A la Monnaie, l'oeuvre sera donnée en version semi-scénique, avec apparemment pour seul décor un grand mur doré (le même que celui de "I due Foscari"?). La (demi) mise en scène sera confiée à Vincent Boussard, qui mettra l'an prochain en scène l'"Eliogabalo" de Cavalli, et Christian Lacroix signera les costumes.

Alessandro de Marchi dirige la Beethoven Academie, la distribution étant composée de Bruce Ford (Alessandro), Annette Dasch (Aminta), Isabel Bayrakdarian (Elisa), Raffaella Milanesi (Tamiri) et le bien nommé Juan Jose Lopera (Agenore). (N.B.)

© La Libre Belgique 2003

 

La Libre Belgique
mis en ligne le 16/04/2003

OPÉRA -AVANT-PREMIÈRE / ENTRETIEN
Christian Lacroix habille les divas
La Monnaie présentera "Il Re Pastore", un petit opéra rarement monté de Mozart.
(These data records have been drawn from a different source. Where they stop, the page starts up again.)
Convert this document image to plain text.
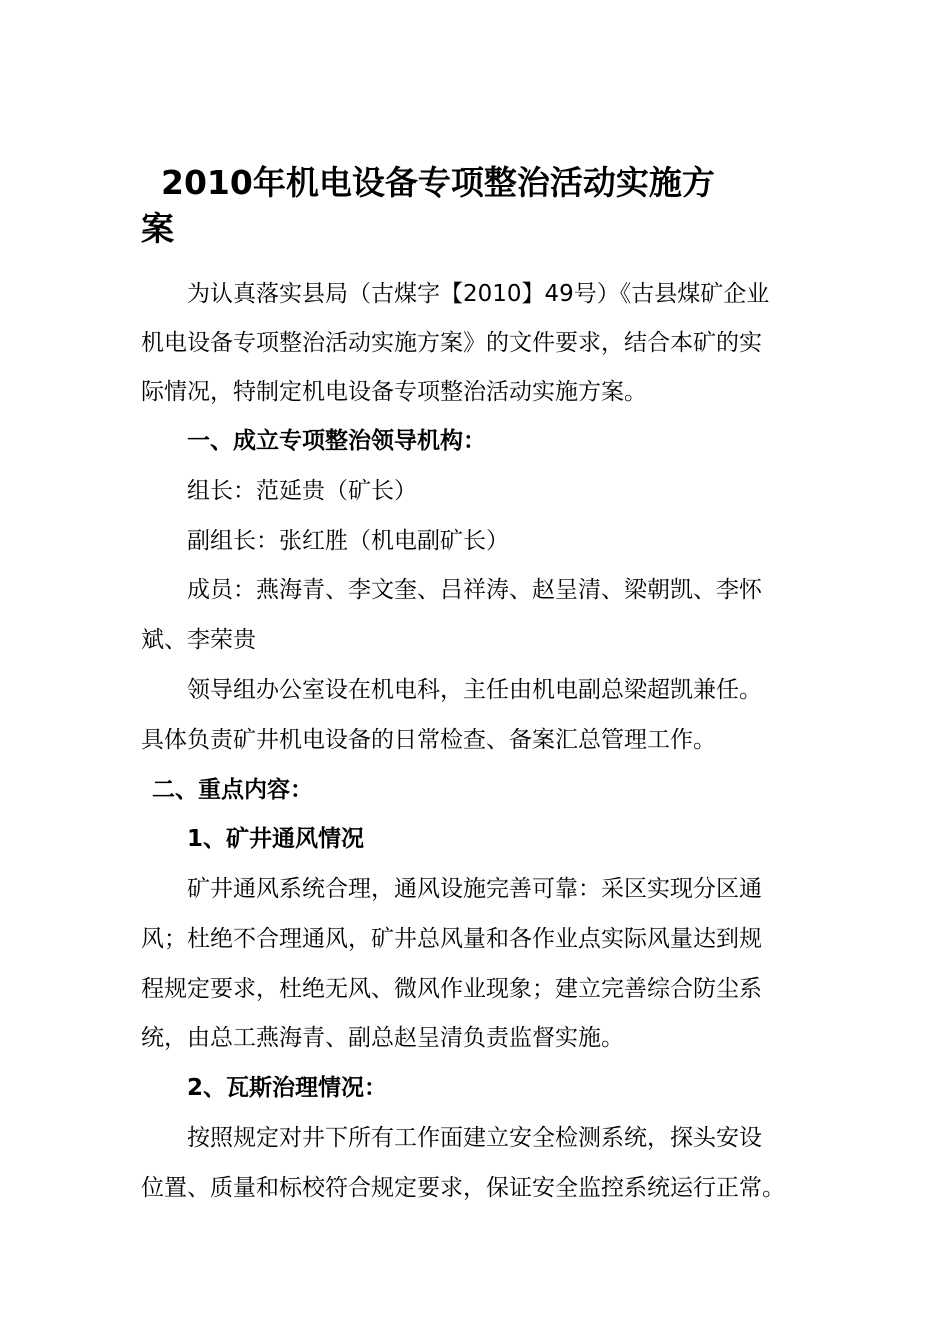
2010年机电设备专项整治活动实施方
案

为认真落实县局（古煤字【2010】49号）《古县煤矿企业

机电设备专项整治活动实施方案》的文件要求，结合本矿的实

际情况，特制定机电设备专项整治活动实施方案。

一、成立专项整治领导机构：

组长：范延贵（矿长）

副组长：张红胜（机电副矿长）

成员：燕海青、李文奎、吕祥涛、赵呈清、梁朝凯、李怀

斌、李荣贵

领导组办公室设在机电科，主任由机电副总梁超凯兼任。

具体负责矿井机电设备的日常检查、备案汇总管理工作。

二、重点内容：

1、矿井通风情况

矿井通风系统合理，通风设施完善可靠：采区实现分区通

风；杜绝不合理通风，矿井总风量和各作业点实际风量达到规

程规定要求，杜绝无风、微风作业现象；建立完善综合防尘系

统，由总工燕海青、副总赵呈清负责监督实施。

2、瓦斯治理情况：

按照规定对井下所有工作面建立安全检测系统，探头安设

位置、质量和标校符合规定要求，保证安全监控系统运行正常。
Chritian Lacroix, le grand couturier français en a dessiné les costumes. Il nous parle du rapport entre la haute couture et l'opéra.

GUY DUPLAT

Christian LacroixChristian Lacroix est une des stars de la haute couture française. Nous avons rencontré le couturier dans les ateliers de la Monnaie où sont confectionés pour l'instant les costumes de l'opéra "Il Re Pastore" que l'Opéra National présentera à partir du 23 avril, une rareté, une oeuvre de jeunesse de Mozart qui sera jouée sur le proscenium sans décor mais avec la seule beauté des voix... et des costumes.

Que représente l'opéra pour un grand couturier?
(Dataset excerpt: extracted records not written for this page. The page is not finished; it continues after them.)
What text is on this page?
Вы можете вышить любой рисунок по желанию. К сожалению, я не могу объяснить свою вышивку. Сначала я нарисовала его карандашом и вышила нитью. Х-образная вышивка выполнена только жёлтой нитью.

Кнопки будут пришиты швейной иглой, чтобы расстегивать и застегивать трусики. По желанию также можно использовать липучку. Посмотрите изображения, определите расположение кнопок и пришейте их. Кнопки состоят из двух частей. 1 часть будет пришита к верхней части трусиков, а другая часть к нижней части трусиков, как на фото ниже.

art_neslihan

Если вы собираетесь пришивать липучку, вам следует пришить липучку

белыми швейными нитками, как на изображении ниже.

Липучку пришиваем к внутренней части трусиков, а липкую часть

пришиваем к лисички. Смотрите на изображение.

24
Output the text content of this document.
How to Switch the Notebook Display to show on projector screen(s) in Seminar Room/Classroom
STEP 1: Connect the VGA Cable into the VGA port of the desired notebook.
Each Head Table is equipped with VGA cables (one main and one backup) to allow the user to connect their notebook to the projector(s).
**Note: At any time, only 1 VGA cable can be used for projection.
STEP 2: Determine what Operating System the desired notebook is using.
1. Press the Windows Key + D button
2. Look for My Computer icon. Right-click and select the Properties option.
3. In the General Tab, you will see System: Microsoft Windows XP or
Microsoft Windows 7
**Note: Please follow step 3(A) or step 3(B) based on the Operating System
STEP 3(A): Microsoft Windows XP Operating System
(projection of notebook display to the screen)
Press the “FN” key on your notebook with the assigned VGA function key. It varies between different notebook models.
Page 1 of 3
J'ai toujours été fait pour le théâtre et l'opéra, je n'ai fait de la mode que par accident. Je suis né au Sud, dans une région où les gens sont extravertis. J'allais aux festivals d'Avignon, d'Arles, d'Aix. J'ai vécu ma vie comme une scène et je voyais les gens comme des acteurs. Du côté de ma mère, ses amis étaient des personnages incroyablement baroques à la Pagnol.

Je voulais faire des costumes de cinéma mais je n'ai fait que ceux du film de Diane Kuris, "les enfants du siècle". Par contre, j'ai réalisé nombre de costumes pour le théâtre et l'opéra. Et le Molière que j'ai reçu pour les costumes du Phèdre monté à la Comédie française, m'a plus touché que les deux dés d'or que j'ai reçu pour mes collections!

Je conçois la couture comme une manière de mettre les gens en scène. Une cliente que j'habille, une mariée qui me raconte sa vie depuis qu'elle a 5 ans, veulent être mises en avant comme une cantatrice.

Travailler pour un opéra vous laisse plus libre?

La mode pour la mode, c'est vraiment limité même si un défilé de couture ressemble à un petit opéra. Au théâtre, il y a aussi des contraintes mais on y trouve une échappée plus spirituelle. Je dois avoir une bonne relation avec le metteur en scène qui me donne envie de créer.

J'aime bien travailler avec Vincent Broussard qui monte ce Mozart. J'ai besoin d'être épaté, d'être dans la grâce comme lorsque je travaille avec Sylvie Guillem.

Qu'avez-vous proposé pour ce Mozart?

Ce ne sera pas un défilé de couture! Il n'y aura pas de broderies et même pas de couleurs, ce sera comme du Chardin, très 18 ième iècle. J'aime cette période comme j'aime les années 50-60. Le 18 ième était très créatif avant que la bourgeoisie du 19 ième ne bétonne toutes ces lumières. On créait au 18 ième des vêtements incroyables, comme certains costumes populaires des pays de l'Est avec leurs pompoms partout. Aucun créateur n'oserait faire cela aujourd'hui! Mais mes costumes seront très fluides, pastellisés, presque aquatiques.

Vous portez une veste du styliste anversois Bikkenbergs?

L'école de mode d'Anvers me fascine. Elle retrouve les couleurs de la peinture flamande, les noirs d'Hals, elle cherche le concept plus que l'apparence.

Vous vous dites plus costumier que styliste, plus proche de l'opéra que de la mode alors que pourtant votre succès vous fait créer nombre de défilés chaque année?

(Il rit). Mme de Staël disait que "le succès est le deuil éternel du bonheur". Et Thérèse d'Avila ajoutait: "il y a plus de larmes versées sur les voeux exaucés que le contraire".